No tenemos los recursos suficientes para identificar claramente las causas que se sitúan en el origen de estas catástrofes, de modo que nos sea posible prevenirlas o neutralizarlas.

Aunque sí debemos aliviar sus efectos elaborando procedimientos preventivos, de coordinación, de análisis y de respuesta que, en la medida de las posibilidades reales, minimicen los efectos destructivos del mal inevitable.

Pero es ante el mal inevitable cuando aparece una profunda tentación en nuestro interior: lejos de aceptar nuestra limitación tratamos de identificar a los culpables sobre los que recaería la responsabilidad de los males sufridos, en un intento tan desesperado como inútil de escapar de ellos.

Y es cierto que pueden cometerse errores, negligencias, comportamientos censurables o inaceptables, que contribuyan a agrandar las consecuencias de los males sufridos. Deben ser identificados para promover acciones correctoras de todo tipo que traten de minimizar que tales actitudes puedan repetirse.

El problema surge cuando, en el legítimo intento de redimirse del mal que le asola, el ser humano renuncia a aceptar su condición de creatura vulnerable y asume que la causa de este mal radica en la culpa de alguien que, por negligencia, incompetencia o mala fe se sitúa en el origen de sus sufrimientos.

En muchas ocasiones existe tal culpa, que debe ser justamente identificada y expiada. En otras la negligencia o incompetencia de algunos es parte del problema, pero no la causa última que permita pensar que eliminando al negligente o haciéndole pagar, erradicamos toda posibilidad de que el mal pueda repetirse.

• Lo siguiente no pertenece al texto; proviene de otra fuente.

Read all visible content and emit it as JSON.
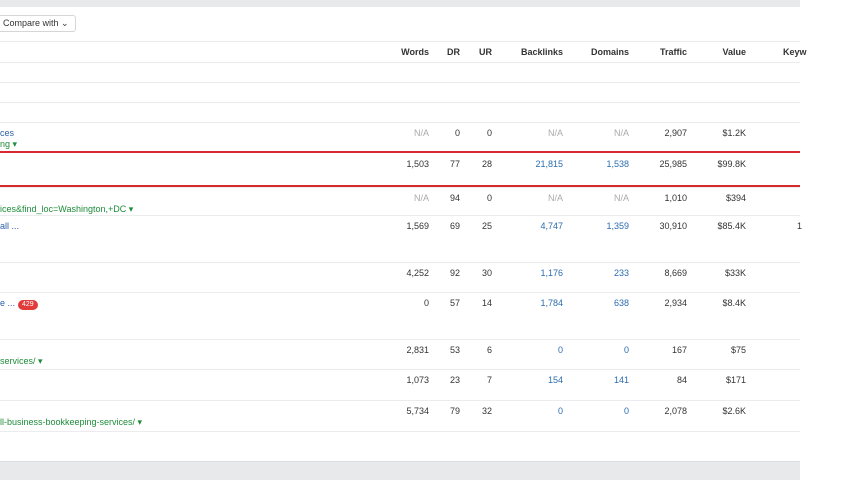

Y en otras, no es posible hacer descansar sobre los presuntos culpables la responsabilidad del mal sufrido. Porque no lo han causado ni lo han magnificado. No ha podido evitarse.

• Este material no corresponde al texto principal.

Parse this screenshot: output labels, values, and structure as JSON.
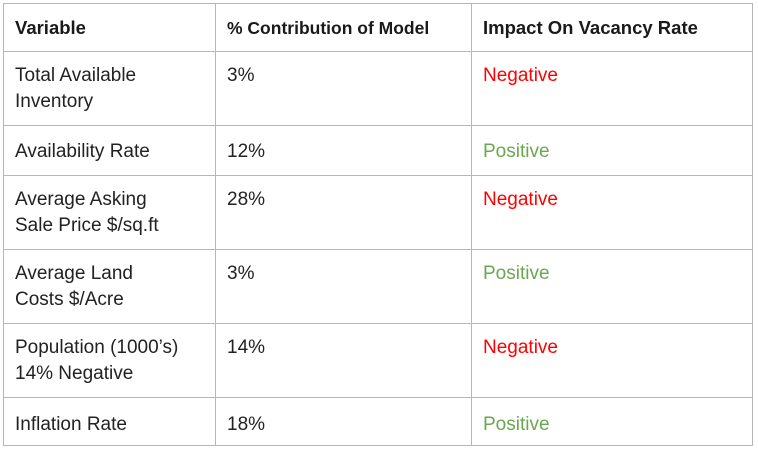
{
  "table": {
    "headers": [
      "Variable",
      "% Contribution of Model",
      "Impact On Vacancy Rate"
    ],
    "rows": [
      {
        "variable_lines": [
          "Total Available",
          "Inventory"
        ],
        "contribution": "3%",
        "impact": "Negative",
        "impact_color": "#ff0000"
      },
      {
        "variable_lines": [
          "Availability Rate"
        ],
        "contribution": "12%",
        "impact": "Positive",
        "impact_color": "#6aa84f"
      },
      {
        "variable_lines": [
          "Average Asking",
          "Sale Price $/sq.ft"
        ],
        "contribution": "28%",
        "impact": "Negative",
        "impact_color": "#ff0000"
      },
      {
        "variable_lines": [
          "Average Land",
          "Costs $/Acre"
        ],
        "contribution": "3%",
        "impact": "Positive",
        "impact_color": "#6aa84f"
      },
      {
        "variable_lines": [
          "Population (1000’s)",
          "14% Negative"
        ],
        "contribution": "14%",
        "impact": "Negative",
        "impact_color": "#ff0000"
      },
      {
        "variable_lines": [
          "Inflation Rate"
        ],
        "contribution": "18%",
        "impact": "Positive",
        "impact_color": "#6aa84f"
      }
    ]
  }
}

No es fácil discernir en todos los casos el alcance de la responsabilidad humana en los males que padecemos.

La actitud negligente que no trate de identificar conductas reprensibles debe condenarse.  Como también debe condenarse la venganza, la culpabilización indiscriminada, los dedos acusadores, escraches, difamaciones o calumnias vertidos ciegamente en un intento de señalar al culpable, para que, quitándolo del medio y haciéndole pagar, evitemos que el mal que pone a prueba nuestra vulnerabilidad siga haciéndonos sufrir.

Exigir responsabilidades a aquellos que pueden estar en el origen de situaciones que nos dañan es aplicar la justicia para preservar el bien. Pero pensar que tras cada mal que nos hiere existe un culpable sobre el que podemos hacer caer el peso de su total redención es un error grave.

Porque somos vulnerables y sufrimos. Y no somos capaces de evitar todo sufrimiento. Encontrar su sentido, que nos empuja a la solidaridad, la compasión y la entrega a los otros, nos permite levantarnos tras las caídas, comenzar la reconstrucción, recuperar la esperanza, y hacernos mejores personas; quizá más pobres, más vulnerables, pero más sensibles al sufrimiento de los otros, más entregados a la búsqueda del bien, de la verdad, más libres. El mal se redime con el bien.